- 传送门 -
http://poj.org/problem?id=2449
| Time Limit: 4000MS | | Memory Limit: 65536K |
| Total Submissions: 30603 | | Accepted: 8361 |
Description
"Good man never makes girls wait or breaks an appointment!" said the mandarin duck father. Softly touching his little ducks' head, he told them a story.
"Prince Remmarguts lives in his kingdom UDF – United Delta of Freedom. One day their neighboring country sent them Princess Uyuw on a diplomatic mission."
"Erenow, the princess sent Remmarguts a letter, informing him that she would come to the hall and hold commercial talks with UDF if and only if the prince go and meet her via the K-th shortest path. (in fact, Uyuw does not want to come at all)"
Being interested in the trade development and such a lovely girl, Prince Remmarguts really became enamored. He needs you - the prime minister's help!
DETAILS: UDF's capital consists of N stations. The hall is numbered S, while the station numbered T denotes prince' current place. M muddy directed sideways connect some of the stations. Remmarguts' path to welcome the princess might include the same station twice or more than twice, even it is the station with number S or T. Different paths with same length will be considered disparate.
Input
The first line contains two integer numbers N and M (1 <= N <= 1000, 0 <= M <= 100000). Stations are numbered from 1 to N. Each of the following M lines contains three integer numbers A, B and T (1 <= A, B <= N, 1 <= T <= 100). It shows that there is a directed sideway from A-th station to B-th station with time T.

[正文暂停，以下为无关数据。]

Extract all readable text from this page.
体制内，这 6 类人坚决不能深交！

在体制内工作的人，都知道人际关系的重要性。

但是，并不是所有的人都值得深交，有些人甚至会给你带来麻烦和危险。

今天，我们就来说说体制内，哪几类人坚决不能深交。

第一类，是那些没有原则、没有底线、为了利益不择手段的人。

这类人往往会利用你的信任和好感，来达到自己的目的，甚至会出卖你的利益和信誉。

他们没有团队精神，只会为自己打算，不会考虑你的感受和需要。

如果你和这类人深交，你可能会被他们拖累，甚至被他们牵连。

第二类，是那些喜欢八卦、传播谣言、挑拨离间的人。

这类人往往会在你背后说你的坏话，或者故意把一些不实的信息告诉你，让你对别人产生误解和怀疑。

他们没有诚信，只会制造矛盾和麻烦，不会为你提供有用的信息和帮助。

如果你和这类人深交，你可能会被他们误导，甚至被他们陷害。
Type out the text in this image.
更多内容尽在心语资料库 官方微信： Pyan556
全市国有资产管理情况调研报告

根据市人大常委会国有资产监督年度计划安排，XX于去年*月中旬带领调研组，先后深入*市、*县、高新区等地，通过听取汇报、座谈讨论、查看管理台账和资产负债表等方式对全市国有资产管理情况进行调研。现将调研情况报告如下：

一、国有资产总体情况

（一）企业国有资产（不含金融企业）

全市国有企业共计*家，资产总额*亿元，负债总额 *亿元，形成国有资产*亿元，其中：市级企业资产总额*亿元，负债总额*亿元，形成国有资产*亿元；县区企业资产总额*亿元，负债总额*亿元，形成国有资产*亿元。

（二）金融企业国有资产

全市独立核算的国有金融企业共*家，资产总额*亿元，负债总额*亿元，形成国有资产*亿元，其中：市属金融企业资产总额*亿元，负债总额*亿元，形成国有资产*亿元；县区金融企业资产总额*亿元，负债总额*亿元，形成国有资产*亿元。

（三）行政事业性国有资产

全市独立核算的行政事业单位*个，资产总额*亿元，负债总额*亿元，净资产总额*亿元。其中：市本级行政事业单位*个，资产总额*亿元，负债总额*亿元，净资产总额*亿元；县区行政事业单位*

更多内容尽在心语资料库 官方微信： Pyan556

The last line consists of three integer numbers S, T and K (1 <= S, T <= N, 1 <= K <= 1000).
Output
A single line consisting of a single integer number: the length (time required) to welcome Princess Uyuw using the K-th shortest path. If K-th shortest path does not exist, you should output "-1" (without quotes) instead.
Sample Input
2 2
1 2 5
2 1 4
1 2 2
Sample Output
14
Source
POJ Monthly,Zeyuan Zhu
- 题意 -
求有向图中第k短路(可重复走).
- 思路 -
(A^*)算法的讲解: http://www.cppblog.com/mythit/archive/2009/04/19/80492.aspx
本题中(A^*)的运用我觉得就是在优化BFS, 队列中的元素(x)我们设有ST[x]表示从起点出发到 x 点已走的路径, EN[x]表示 x 距离终点的最短路径. 则队列中元素按G[x] = ST[x]+EN[x]从小到大排列, 每次取出最小的G[x], 将 x 可以到达的点插入队列中(他们的路径是从 x 走到的, 依靠 G[x] 来更新这些点的G), 直到终点被取出第 k 次时有解(说明找到了 k 种不同路径通向终点).
EN[x]要用反向边预处理最短路.
细节见代码.
- 代码 -
#include<cstdio>
#include<queue>
#include<cstring>
#define ft first
#define sd second
using namespace std;
typedef pair<int, int> pii;
const int N = 1e3 + 5;
const int M = 1e5 + 5;
int TO[M], NXT[M], V[M], HD[N];
int re_TO[M], re_NXT[M], re_V[M], re_HD[N];
int DIS[N], VIS[N];
int n, m;
int sz, re_sz;
struct ASTAR {
int v, pos;
bool operator < (const ASTAR &tmp) const {
return DIS[v] + pos > DIS[tmp.v] + tmp.pos;
}
};
void add(int x, int y, int v) {
TO[++re_sz] = y; V[re_sz] = v;
NXT[re_sz] = HD[x]; HD[x] = re_sz;
}
void re_add(int x, int y, int v) {
re_TO[++sz] = y; re_V[sz] = v;
re_NXT[sz] = re_HD[x]; re_HD[x] = sz;
}
void dijkstra(int x) {
priority_queue<pii, vector<pii>, greater<pii> >Q;
memset(DIS, 0x3f, sizeof (DIS));
DIS[x] = 0;
pii st = make_pair(0, x);
Q.push(st);
while (!Q.empty()) {
pii x = Q.top();
Q.pop();
int u = x.sd;
if (VIS[u]) continue;
VIS[u] = 1;
for (int i = re_HD[u]; i; i = re_NXT[i]) {
int v = re_TO[i];
if (!VIS[v] && DIS[v] > DIS[u] + re_V[i]) {
DIS[v] = DIS[u] + re_V[i];
pii y = make_pair(DIS[v], v);
Q.push(y);
}
}
}
}
int astar(int x, int y, int k) {
if (x == y) k ++; //注意起点终点相同时, 一开始只有起点在队列中, 会被多计算一次.
priority_queue<ASTAR>Q;
ASTAR st;
st.v = x; st.pos = 0;
Q.push(st);
while (!Q.empty()) {
ASTAR x = Q.top();
Q.pop();
int u = x.v;
if (u == y) {
-- k;
if (!k)
return x.pos;
}
for (int i = HD[u]; i; i = NXT[i]) {
int v = TO[i];
ASTAR w;
w.v = v; w.pos = x.pos + V[i];
Q.push(w);
}
}
return -1;
}
int main() {
int x, y, v;
scanf("%d%d", &n, &m);
for (int i = 1; i <= m; ++ i) {
scanf("%d%d%d", &x, &y, &v);
add(x, y, v);
re_add(y, x, v);
}
scanf("%d%d%d", &x, &y, &v);
dijkstra(y);
if (DIS[x] == 0x3f3f3f3f) {
printf("%d
", -1); //注意起点终点不连通的情况
return 0;
}
printf("%d
", astar(x, y, v));
return 0;
}